The future of Rohingya learners, both in Kutupalong and around the world, depends on creating an education system that values their rich language and cultural heritage. Learning, here, is not only about imparting knowledge – it is about supporting a sense of belonging, agency and the possibility of futures not defined by displacement.
There is reason for hope. In the 1980s, a Rohingya scholar, Mohammad Hanif, developed a written script – called Hanifi – for the Rohingya to allow people to express themselves in their own language and support more meaningful learning. Now, Muhammad Noor, a Rohingya social campaigner and founder of the Rohingya Language Council, has created a Unicode-approved Hanifi Rohingya font to support the wider use of written Rohingya, including in textbooks, websites, and other learning materials. This is having a profound impact in promoting home language education for Rohingya refugees in Bangladesh and beyond.
Noor’s inspiring vision to preserve and promote the Rohingya language is an act of resisting and refusing cultural genocide. This was a driving theme of a recent exhibition and discussion event, ‘Learning in Exile’, held at the Wiener Holocaust Library in London, which we reflect on in this short piece.
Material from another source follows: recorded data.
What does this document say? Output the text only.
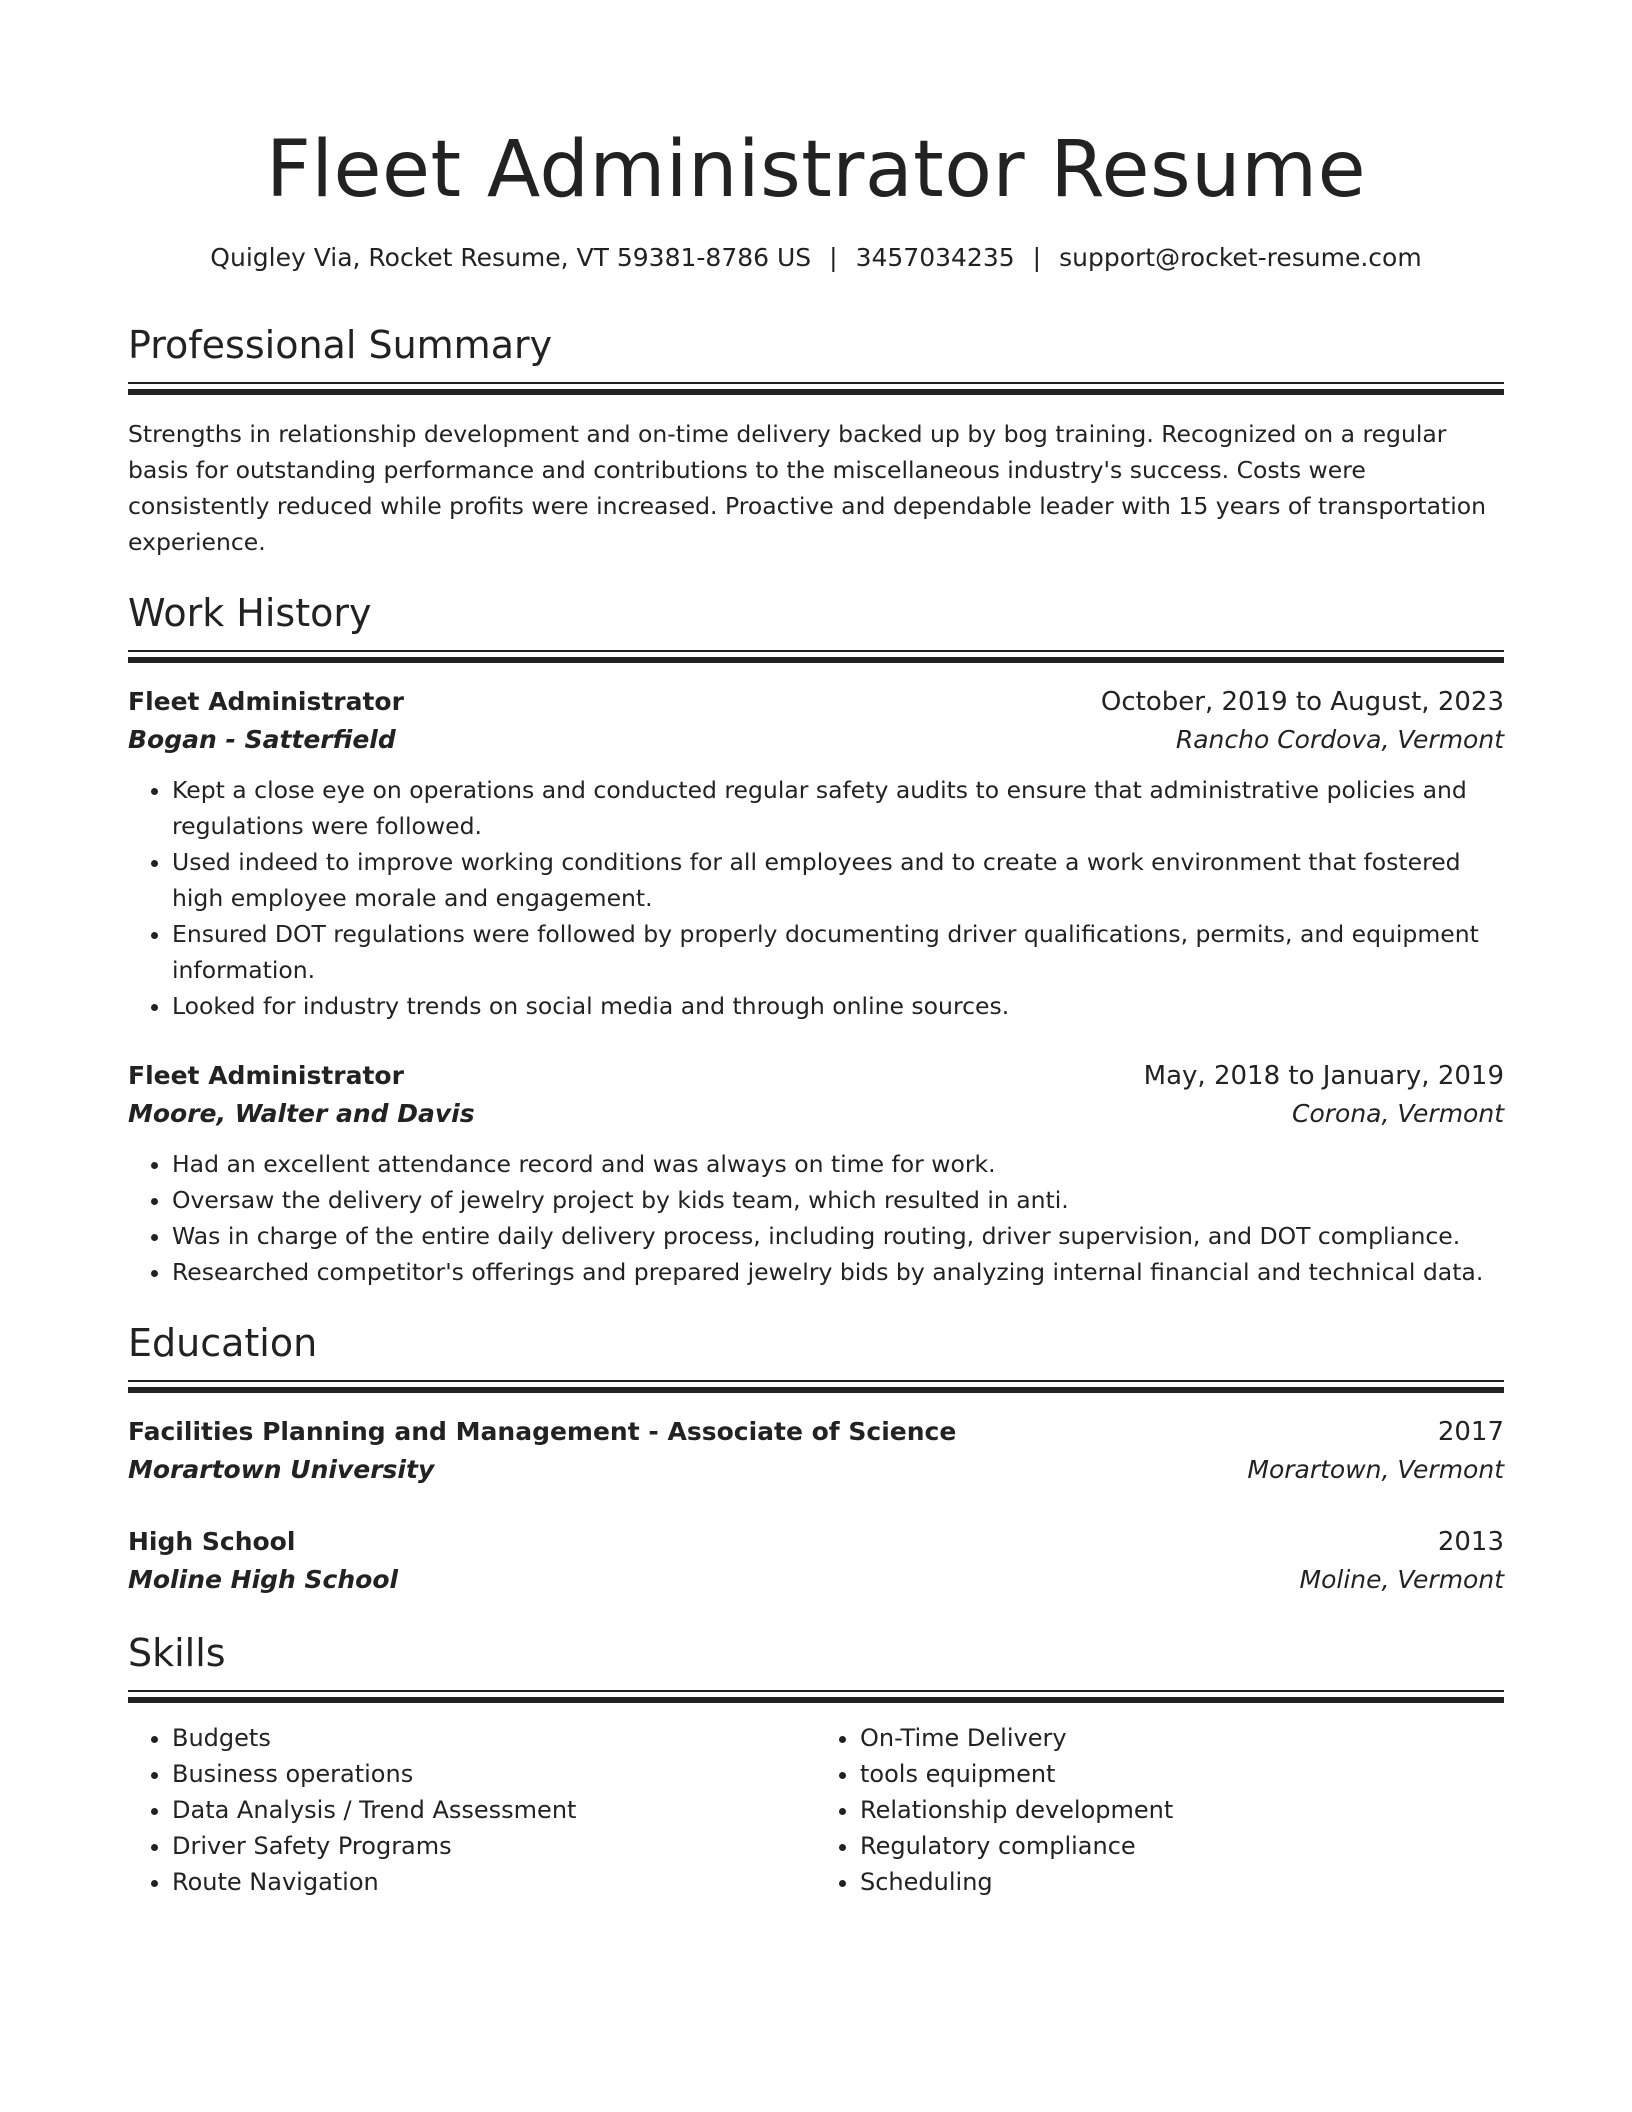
Fleet Administrator Resume
Quigley Via, Rocket Resume, VT 59381-8786 US | 3457034235 | support@rocket-resume.com
Professional Summary
Strengths in relationship development and on-time delivery backed up by bog training. Recognized on a regular basis for outstanding performance and contributions to the miscellaneous industry's success. Costs were consistently reduced while profits were increased. Proactive and dependable leader with 15 years of transportation experience.
Work History
Fleet Administrator	October, 2019 to August, 2023
Bogan - Satterfield	Rancho Cordova, Vermont
• Kept a close eye on operations and conducted regular safety audits to ensure that administrative policies and regulations were followed.
• Used indeed to improve working conditions for all employees and to create a work environment that fostered high employee morale and engagement.
• Ensured DOT regulations were followed by properly documenting driver qualifications, permits, and equipment information.
• Looked for industry trends on social media and through online sources.
Fleet Administrator	May, 2018 to January, 2019
Moore, Walter and Davis	Corona, Vermont
• Had an excellent attendance record and was always on time for work.
• Oversaw the delivery of jewelry project by kids team, which resulted in anti.
• Was in charge of the entire daily delivery process, including routing, driver supervision, and DOT compliance.
• Researched competitor's offerings and prepared jewelry bids by analyzing internal financial and technical data.
Education
Facilities Planning and Management - Associate of Science	2017
Morartown University	Morartown, Vermont
High School	2013
Moline High School	Moline, Vermont
Skills
• Budgets
• Business operations
• Data Analysis / Trend Assessment
• Driver Safety Programs
• Route Navigation
• On-Time Delivery
• tools equipment
• Relationship development
• Regulatory compliance
• Scheduling
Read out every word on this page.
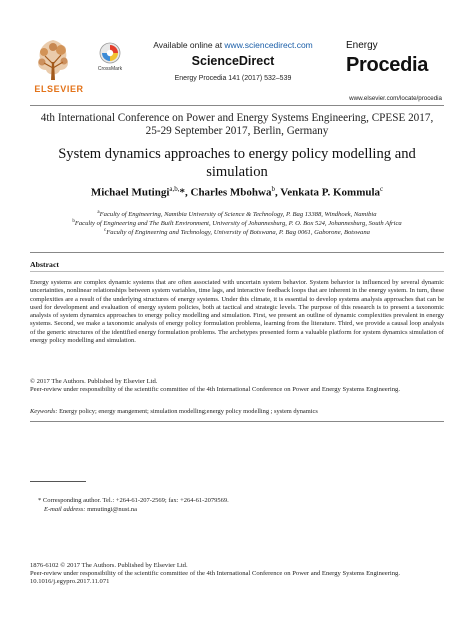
ELSEVIER
CrossMark
Available online at www.sciencedirect.com
ScienceDirect
Energy Procedia 141 (2017) 532–539
Energy
Procedia
www.elsevier.com/locate/procedia
4th International Conference on Power and Energy Systems Engineering, CPESE 2017, 25-29 September 2017, Berlin, Germany
System dynamics approaches to energy policy modelling and simulation
Michael Mutingi$^{a,b,}$*, Charles Mbohwa$^b$, Venkata P. Kommula$^c$
$^a$Faculty of Engineering, Namibia University of Science & Technology, P. Bag 13388, Windhoek, Namibia
$^b$Faculty of Engineering and The Built Environment, University of Johannesburg, P. O. Box 524, Johannesburg, South Africa
$^c$Faculty of Engineering and Technology, University of Botswana, P. Bag 0061, Gaborone, Botswana
Abstract
Energy systems are complex dynamic systems that are often associated with uncertain system behavior. System behavior is influenced by several dynamic uncertainties, nonlinear relationships between system variables, time lags, and interactive feedback loops that are inherent in the energy system. In turn, these complexities are a result of the underlying structures of energy systems. Under this climate, it is essential to develop systems analysis approaches that can be used for development and evaluation of energy system policies, both at tactical and strategic levels. The purpose of this research is to present a taxonomic analysis of system dynamics approaches to energy policy modelling and simulation. First, we present an outline of dynamic complexities prevalent in energy systems. Second, we make a taxonomic analysis of energy policy formulation problems, learning from the literature. Third, we provide a causal loop analysis of the generic structures of the identified energy formulation problems. The archetypes presented form a valuable platform for system dynamics simulation of energy policy modelling and simulation.
© 2017 The Authors. Published by Elsevier Ltd.
Peer-review under responsibility of the scientific committee of the 4th International Conference on Power and Energy Systems Engineering.
Keywords: Energy policy; energy mangement; simulation modelling;energy policy modelling ; system dynamics
* Corresponding author. Tel.: +264-61-207-2569; fax: +264-61-2079569.
E-mail address: mmutingi@nust.na
1876-6102 © 2017 The Authors. Published by Elsevier Ltd.
Peer-review under responsibility of the scientific committee of the 4th International Conference on Power and Energy Systems Engineering.
10.1016/j.egypro.2017.11.071
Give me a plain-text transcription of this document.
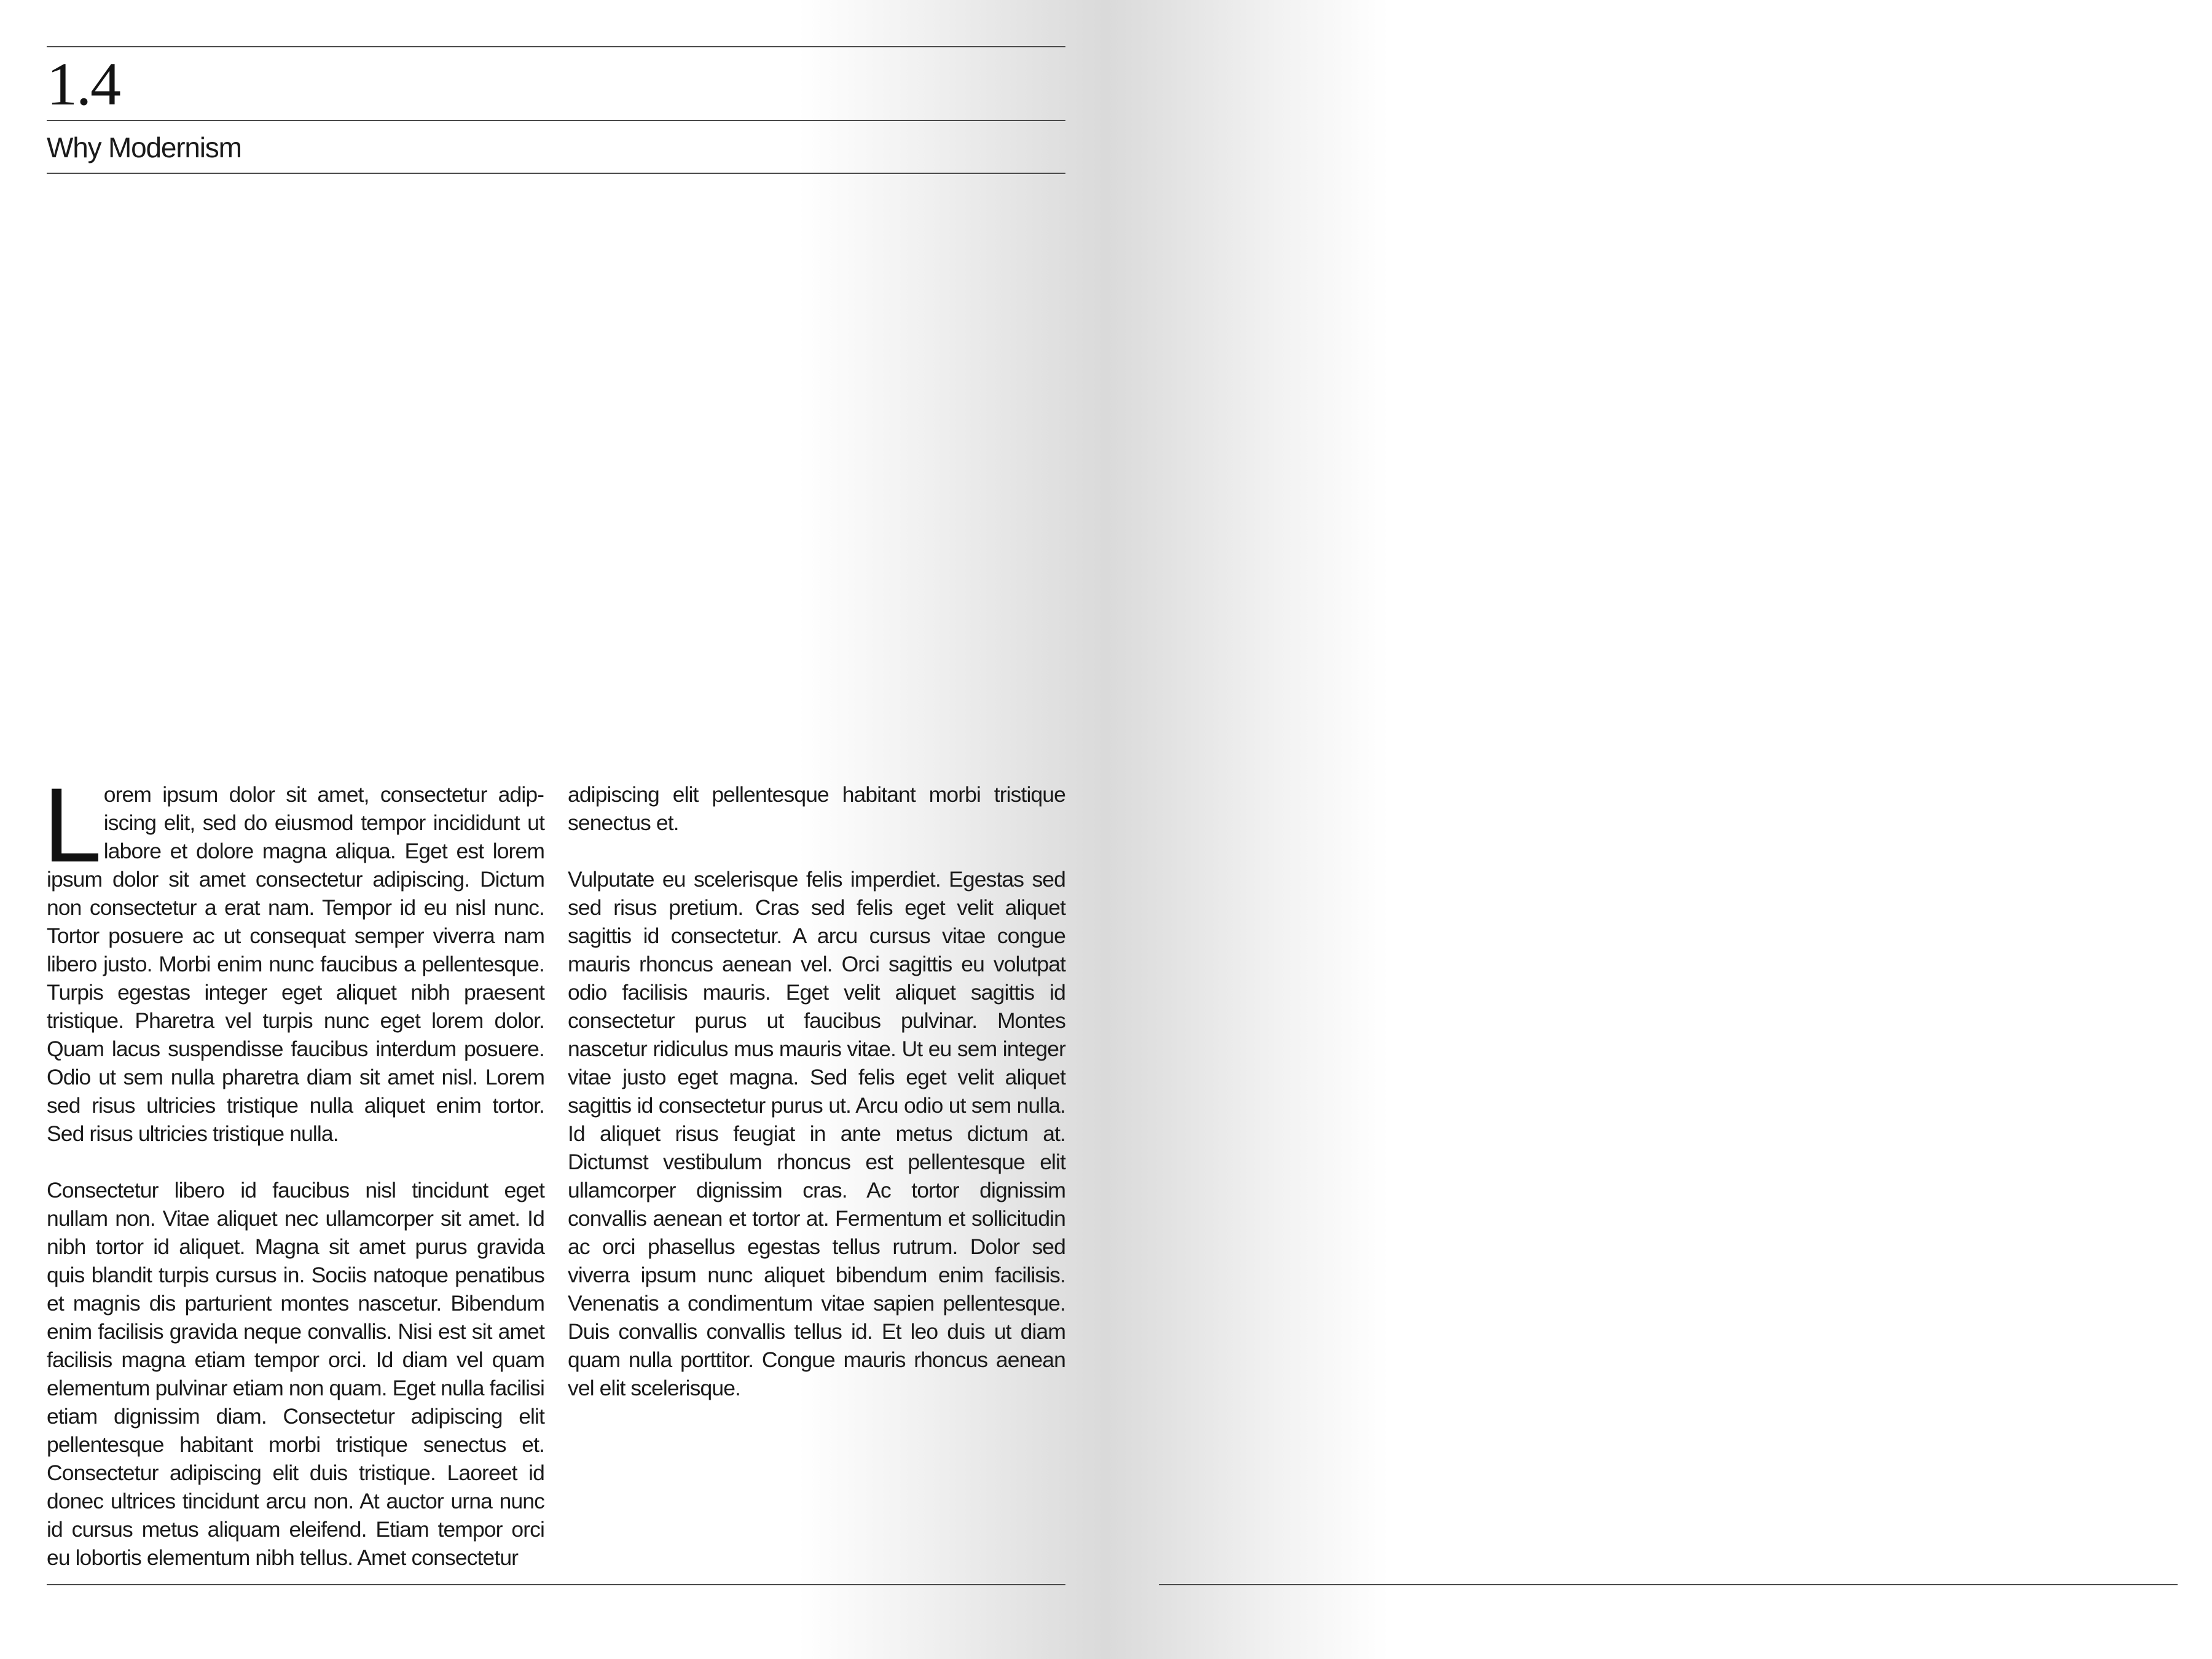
1.4
Why Modernism

Lorem ipsum dolor sit amet, consectetur adipiscing elit, sed do eiusmod tempor incididunt ut labore et dolore magna aliqua. Eget est lorem ipsum dolor sit amet consectetur adipiscing. Dictum non consectetur a erat nam. Tempor id eu nisl nunc. Tortor posuere ac ut consequat semper viverra nam libero justo. Morbi enim nunc faucibus a pellentesque. Turpis egestas integer eget aliquet nibh praesent tristique. Pharetra vel turpis nunc eget lorem dolor. Quam lacus suspendisse faucibus interdum posuere. Odio ut sem nulla pharetra diam sit amet nisl. Lorem sed risus ultricies tristique nulla aliquet enim tortor. Sed risus ultricies tristique nulla.

Consectetur libero id faucibus nisl tincidunt eget nullam non. Vitae aliquet nec ullamcorper sit amet. Id nibh tortor id aliquet. Magna sit amet purus gravida quis blandit turpis cursus in. Sociis natoque penatibus et magnis dis parturient montes nascetur. Bibendum enim facilisis gravida neque convallis. Nisi est sit amet facilisis magna etiam tempor orci. Id diam vel quam elementum pulvinar etiam non quam. Eget nulla facilisi etiam dignissim diam. Consectetur adipiscing elit pellentesque habitant morbi tristique senectus et. Consectetur adipiscing elit duis tristique. Laoreet id donec ultrices tincidunt arcu non. At auctor urna nunc id cursus metus aliquam eleifend. Etiam tempor orci eu lobortis elementum nibh tellus. Amet consectetur

adipiscing elit pellentesque habitant morbi tristique senectus et.

Vulputate eu scelerisque felis imperdiet. Egestas sed sed risus pretium. Cras sed felis eget velit aliquet sagittis id consectetur. A arcu cursus vitae congue mauris rhoncus aenean vel. Orci sagittis eu volutpat odio facilisis mauris. Eget velit aliquet sagittis id consectetur purus ut faucibus pulvinar. Montes nascetur ridiculus mus mauris vitae. Ut eu sem integer vitae justo eget magna. Sed felis eget velit aliquet sagittis id consectetur purus ut. Arcu odio ut sem nulla. Id aliquet risus feugiat in ante metus dictum at. Dictumst vestibulum rhoncus est pellentesque elit ullamcorper dignissim cras. Ac tortor dignissim convallis aenean et tortor at. Fermentum et sollicitudin ac orci phasellus egestas tellus rutrum. Dolor sed viverra ipsum nunc aliquet bibendum enim facilisis. Venenatis a condimentum vitae sapien pellentesque. Duis convallis convallis tellus id. Et leo duis ut diam quam nulla porttitor. Congue mauris rhoncus aenean vel elit scelerisque.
Cultural genocide refers to the intention to eliminate or assimilate a group’s symbols, institutions and expressions of identity. As scholars have argued, for all its transformative possibilities, education has been complicit in cultural genocide; education has been used by colonial and post-colonial states to systematically deny and replace a group’s cultural knowledge. The restriction or banning of a group’s language is one way in which cultural genocide can be perpetrated, given that it prevents the transmission and reproduction of culture and heritage to future generations.
During the Learning in Exile exhibition and discussion, Mohammad Noor explained the impact of cultural genocide against the Rohingya and how his advocacy and innovation are actively resisting it by creating new educational infrastructures for Rohingya language and cultural learning. His creation of the Rohingya Hanifi Unicode font has enabled Rohingya-language textbooks to be written and used in schools in Kutupalong. The Rohingya-Hanifi digital keyboard has enabled Rohingya of all ages across the world to communicate with each other in their home language through computers and mobile devices.
Digitising the Hanifi script is a part of a larger vision to refuse the cultural genocide against the Rohingya. Noor is working on creating a digital platform for stateless Rohingya, using the Hanifi script to: document and archive community histories and cultural knowledge; create Rohingya language learning opportunities and educational capacity building; and build a platform for Rohingya across the world to exchange knowledge and resources – sustaining communities into the future. Across this important work is the recognition, promotion and teaching of the Rohingya language that is so crucial to supporting linguistic justice in education.